Folks near John Wayne Airport have tried lawsuits and other methods to get the noise reduced in their neighborhoods, the article reports. Unfortunately for residents around El Toro, most of the advice John Wayne residents have to give is of the "Grin and bear it" sort, as resident Peter Andrews put it.
According to the article, about 125 residents around John Wayne have taken advantage of the Orange County Acoustical Insulation Program. Andrews said that when he and his wife moved in in 1964 they were told by the county Planning Commission that there were no plans to make John Wayne a commercial airport. When commercial flights started, and the airport began to expand, Andrews and his neighbors fought and lost three separate lawsuits. Other neighbors sold their homes to the county and left. Andrews stayed and took advantage of the insulation program. The program provides as much as $38,500 per home for improvements designed to curtail noise.

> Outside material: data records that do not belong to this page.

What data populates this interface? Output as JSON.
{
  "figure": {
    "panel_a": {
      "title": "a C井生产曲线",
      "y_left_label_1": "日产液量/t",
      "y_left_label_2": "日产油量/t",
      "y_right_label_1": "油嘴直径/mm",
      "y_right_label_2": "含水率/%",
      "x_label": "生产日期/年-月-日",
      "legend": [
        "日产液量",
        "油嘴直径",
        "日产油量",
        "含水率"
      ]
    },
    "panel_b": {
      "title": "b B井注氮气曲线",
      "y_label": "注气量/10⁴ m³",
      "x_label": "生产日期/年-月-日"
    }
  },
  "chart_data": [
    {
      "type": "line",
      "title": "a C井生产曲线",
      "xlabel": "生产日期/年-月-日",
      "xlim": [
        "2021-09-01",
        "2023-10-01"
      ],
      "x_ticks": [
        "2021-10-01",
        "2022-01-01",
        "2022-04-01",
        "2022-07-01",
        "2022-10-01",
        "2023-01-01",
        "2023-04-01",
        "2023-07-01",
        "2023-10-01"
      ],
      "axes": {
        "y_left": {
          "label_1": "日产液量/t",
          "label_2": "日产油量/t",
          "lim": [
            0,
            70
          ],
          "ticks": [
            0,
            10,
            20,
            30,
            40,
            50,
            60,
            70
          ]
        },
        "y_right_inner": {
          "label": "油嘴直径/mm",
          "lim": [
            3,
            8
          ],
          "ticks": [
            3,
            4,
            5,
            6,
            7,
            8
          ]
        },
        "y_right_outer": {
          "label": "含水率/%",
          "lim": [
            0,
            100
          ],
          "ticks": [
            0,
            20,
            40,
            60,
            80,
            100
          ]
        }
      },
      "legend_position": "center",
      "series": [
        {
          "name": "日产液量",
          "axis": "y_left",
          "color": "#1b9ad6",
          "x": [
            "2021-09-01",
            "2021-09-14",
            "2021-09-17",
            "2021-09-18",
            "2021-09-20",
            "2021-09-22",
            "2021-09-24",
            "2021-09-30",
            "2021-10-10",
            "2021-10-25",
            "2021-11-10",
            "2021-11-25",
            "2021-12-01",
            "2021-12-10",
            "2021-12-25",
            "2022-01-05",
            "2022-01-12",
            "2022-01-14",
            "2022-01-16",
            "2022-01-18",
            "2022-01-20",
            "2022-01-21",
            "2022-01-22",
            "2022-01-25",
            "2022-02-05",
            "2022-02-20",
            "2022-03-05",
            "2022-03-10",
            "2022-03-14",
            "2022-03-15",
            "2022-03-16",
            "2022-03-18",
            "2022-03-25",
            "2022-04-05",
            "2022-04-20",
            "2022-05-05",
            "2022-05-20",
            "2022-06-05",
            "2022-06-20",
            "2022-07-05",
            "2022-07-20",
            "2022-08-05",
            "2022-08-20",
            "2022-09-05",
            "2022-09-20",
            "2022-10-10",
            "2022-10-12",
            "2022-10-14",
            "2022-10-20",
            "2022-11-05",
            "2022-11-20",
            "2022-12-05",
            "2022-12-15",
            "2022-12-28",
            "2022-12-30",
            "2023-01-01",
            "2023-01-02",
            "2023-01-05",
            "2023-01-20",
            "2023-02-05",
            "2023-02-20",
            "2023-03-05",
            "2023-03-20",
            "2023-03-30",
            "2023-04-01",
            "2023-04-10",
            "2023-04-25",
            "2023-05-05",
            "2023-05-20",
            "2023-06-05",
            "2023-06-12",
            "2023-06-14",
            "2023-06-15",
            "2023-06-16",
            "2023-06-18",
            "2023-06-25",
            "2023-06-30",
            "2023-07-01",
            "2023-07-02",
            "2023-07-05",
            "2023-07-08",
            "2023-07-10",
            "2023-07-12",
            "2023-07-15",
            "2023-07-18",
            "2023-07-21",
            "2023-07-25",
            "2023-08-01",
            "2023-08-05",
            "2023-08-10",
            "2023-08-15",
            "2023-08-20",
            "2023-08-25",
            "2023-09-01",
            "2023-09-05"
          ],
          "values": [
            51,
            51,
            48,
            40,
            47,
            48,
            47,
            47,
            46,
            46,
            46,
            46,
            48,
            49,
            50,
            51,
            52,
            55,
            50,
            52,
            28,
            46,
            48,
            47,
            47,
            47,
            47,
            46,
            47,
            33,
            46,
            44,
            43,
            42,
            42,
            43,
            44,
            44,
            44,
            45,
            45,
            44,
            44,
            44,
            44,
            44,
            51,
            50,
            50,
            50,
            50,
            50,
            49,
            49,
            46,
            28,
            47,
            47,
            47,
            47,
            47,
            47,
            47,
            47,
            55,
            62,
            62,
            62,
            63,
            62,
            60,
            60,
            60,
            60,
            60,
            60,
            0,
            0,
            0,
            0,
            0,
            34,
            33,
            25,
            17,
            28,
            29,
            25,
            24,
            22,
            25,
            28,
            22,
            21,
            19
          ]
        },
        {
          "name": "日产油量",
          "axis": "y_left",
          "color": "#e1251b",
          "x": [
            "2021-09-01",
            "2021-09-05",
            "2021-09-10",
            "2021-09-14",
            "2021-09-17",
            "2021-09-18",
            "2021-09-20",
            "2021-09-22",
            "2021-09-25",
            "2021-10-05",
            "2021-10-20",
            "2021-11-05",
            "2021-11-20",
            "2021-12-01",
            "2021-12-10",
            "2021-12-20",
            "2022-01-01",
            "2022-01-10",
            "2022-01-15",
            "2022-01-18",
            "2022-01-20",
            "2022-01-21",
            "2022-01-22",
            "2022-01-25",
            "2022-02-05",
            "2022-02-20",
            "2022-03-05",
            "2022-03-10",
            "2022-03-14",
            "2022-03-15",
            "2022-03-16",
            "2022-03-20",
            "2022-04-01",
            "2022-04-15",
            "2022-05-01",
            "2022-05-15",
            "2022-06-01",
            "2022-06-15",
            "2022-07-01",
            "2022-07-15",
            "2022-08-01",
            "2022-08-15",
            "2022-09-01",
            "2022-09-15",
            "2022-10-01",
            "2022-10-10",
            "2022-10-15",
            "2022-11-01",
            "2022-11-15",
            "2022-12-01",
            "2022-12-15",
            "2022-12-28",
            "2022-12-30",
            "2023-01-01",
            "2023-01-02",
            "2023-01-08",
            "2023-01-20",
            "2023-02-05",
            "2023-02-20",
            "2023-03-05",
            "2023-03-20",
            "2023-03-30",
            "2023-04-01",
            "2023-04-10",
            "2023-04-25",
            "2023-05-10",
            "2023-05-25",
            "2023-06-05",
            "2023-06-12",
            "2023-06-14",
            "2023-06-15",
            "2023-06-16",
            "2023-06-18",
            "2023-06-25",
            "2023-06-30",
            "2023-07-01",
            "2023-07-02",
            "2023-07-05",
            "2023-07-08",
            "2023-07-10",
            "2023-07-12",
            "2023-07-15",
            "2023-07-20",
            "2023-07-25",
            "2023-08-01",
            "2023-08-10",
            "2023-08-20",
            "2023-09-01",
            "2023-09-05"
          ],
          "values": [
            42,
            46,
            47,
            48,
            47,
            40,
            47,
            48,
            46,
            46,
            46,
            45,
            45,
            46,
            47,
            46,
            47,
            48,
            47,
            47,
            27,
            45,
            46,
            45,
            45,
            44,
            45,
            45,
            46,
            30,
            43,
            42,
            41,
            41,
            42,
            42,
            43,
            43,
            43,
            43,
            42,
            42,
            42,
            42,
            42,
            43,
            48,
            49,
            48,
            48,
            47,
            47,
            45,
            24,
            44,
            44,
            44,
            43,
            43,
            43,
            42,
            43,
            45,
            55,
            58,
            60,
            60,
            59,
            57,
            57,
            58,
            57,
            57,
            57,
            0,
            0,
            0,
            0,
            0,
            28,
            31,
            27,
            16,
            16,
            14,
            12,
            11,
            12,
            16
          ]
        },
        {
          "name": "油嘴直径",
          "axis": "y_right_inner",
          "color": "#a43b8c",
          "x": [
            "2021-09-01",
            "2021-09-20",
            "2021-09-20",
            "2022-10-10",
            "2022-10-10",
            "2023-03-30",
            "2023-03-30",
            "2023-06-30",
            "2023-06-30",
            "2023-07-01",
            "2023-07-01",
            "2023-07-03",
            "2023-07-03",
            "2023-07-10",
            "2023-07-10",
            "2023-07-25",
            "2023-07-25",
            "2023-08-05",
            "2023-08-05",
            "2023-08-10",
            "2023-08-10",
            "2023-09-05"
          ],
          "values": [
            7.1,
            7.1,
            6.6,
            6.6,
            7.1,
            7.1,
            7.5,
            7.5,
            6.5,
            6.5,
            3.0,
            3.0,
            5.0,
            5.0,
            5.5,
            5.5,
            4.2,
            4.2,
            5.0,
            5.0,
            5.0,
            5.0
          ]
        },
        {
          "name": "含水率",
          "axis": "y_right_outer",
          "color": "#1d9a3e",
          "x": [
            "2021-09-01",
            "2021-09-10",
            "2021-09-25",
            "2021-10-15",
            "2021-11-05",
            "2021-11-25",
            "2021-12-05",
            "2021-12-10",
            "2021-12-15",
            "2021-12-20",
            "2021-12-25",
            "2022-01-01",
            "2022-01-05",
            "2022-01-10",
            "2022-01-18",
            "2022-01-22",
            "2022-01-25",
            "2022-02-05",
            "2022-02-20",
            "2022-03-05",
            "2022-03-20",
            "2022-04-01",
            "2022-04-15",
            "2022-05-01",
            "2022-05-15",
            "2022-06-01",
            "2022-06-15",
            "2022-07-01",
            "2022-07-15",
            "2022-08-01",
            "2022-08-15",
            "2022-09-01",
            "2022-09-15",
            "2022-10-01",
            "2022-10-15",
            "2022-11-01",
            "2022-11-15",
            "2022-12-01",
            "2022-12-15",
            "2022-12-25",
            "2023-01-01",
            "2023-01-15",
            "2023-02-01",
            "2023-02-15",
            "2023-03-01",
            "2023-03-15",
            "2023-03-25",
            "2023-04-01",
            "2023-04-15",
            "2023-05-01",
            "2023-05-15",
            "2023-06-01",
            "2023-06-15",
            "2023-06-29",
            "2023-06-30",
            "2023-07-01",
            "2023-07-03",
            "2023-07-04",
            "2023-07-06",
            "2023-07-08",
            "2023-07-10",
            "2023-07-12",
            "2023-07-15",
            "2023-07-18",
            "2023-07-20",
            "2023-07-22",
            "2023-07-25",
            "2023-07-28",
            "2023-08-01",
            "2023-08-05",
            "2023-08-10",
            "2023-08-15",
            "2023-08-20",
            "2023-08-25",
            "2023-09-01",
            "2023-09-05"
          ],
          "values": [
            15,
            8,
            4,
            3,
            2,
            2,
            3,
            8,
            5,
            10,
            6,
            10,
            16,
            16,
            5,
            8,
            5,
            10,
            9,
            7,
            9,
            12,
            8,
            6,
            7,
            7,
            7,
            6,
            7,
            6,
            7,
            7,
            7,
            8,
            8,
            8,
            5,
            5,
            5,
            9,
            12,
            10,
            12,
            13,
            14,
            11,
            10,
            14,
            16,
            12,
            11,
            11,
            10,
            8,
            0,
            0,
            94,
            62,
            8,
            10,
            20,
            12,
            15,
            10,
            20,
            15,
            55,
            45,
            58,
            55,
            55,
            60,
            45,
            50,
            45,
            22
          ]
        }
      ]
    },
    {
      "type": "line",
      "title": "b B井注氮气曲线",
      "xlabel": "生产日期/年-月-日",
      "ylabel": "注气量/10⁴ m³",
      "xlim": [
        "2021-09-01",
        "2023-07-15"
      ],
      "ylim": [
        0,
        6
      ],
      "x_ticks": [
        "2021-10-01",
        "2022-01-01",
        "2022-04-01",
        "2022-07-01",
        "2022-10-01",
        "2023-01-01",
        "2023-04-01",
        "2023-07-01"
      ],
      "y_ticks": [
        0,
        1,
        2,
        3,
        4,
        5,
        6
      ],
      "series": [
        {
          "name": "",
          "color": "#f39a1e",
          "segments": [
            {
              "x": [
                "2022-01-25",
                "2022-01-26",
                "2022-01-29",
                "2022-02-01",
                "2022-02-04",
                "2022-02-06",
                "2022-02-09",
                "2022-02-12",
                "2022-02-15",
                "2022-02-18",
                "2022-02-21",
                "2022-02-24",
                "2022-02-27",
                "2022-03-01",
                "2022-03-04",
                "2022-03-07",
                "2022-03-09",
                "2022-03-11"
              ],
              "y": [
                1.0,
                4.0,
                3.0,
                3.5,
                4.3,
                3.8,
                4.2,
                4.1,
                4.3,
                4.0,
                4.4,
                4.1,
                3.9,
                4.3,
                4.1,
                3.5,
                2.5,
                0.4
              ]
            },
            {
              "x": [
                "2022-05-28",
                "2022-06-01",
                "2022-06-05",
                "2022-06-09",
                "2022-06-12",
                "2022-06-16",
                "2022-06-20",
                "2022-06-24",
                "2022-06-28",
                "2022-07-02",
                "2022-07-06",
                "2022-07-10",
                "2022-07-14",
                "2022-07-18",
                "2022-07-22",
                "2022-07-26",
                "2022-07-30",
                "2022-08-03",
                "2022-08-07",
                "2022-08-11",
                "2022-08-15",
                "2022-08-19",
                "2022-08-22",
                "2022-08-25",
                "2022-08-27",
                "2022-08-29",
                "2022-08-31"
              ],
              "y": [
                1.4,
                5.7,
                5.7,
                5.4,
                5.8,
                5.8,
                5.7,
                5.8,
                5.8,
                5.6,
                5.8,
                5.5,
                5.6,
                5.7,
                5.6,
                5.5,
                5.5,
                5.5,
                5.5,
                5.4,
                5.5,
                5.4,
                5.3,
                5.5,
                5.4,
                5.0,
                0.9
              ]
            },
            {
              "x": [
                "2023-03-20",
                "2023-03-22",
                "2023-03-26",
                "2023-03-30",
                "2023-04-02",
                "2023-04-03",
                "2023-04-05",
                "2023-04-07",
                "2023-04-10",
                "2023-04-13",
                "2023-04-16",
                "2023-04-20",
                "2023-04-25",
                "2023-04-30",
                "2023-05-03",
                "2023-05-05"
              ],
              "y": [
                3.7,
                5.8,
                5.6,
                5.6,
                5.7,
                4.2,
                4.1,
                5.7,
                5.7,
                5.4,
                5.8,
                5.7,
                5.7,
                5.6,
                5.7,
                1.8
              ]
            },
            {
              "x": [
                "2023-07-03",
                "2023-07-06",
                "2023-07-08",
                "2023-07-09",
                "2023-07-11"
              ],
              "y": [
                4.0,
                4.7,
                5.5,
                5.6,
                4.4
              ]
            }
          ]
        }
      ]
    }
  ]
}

Kathleen Campini Chambers, spokesperson for John Wayne Airport and the El Toro project, said no such program is planned for El Toro, the article reports. Chambers said the number of residences affected would be smaller, and the commercial buffer zone would be much larger at El Toro, reducing the need for such a program. However, the article reports the Board of Supervisors has left the possibility open for study.
Residents around John Wayne voted overwhelmingly for the new El Toro project, the article reports. "You can't block progress. Orange County needs that airport," Ed Hall said. "Those people down there don't want life to change," added Arlene Hall. "Well, nothing ever stays the same. Young people need jobs, businesses in the county need those flights."
Solutions are limited, said Andrews. The best the El Toro residents can hope for in his opinion is to "insulate," the article reports. "Get them to give you an acoustic abatement program."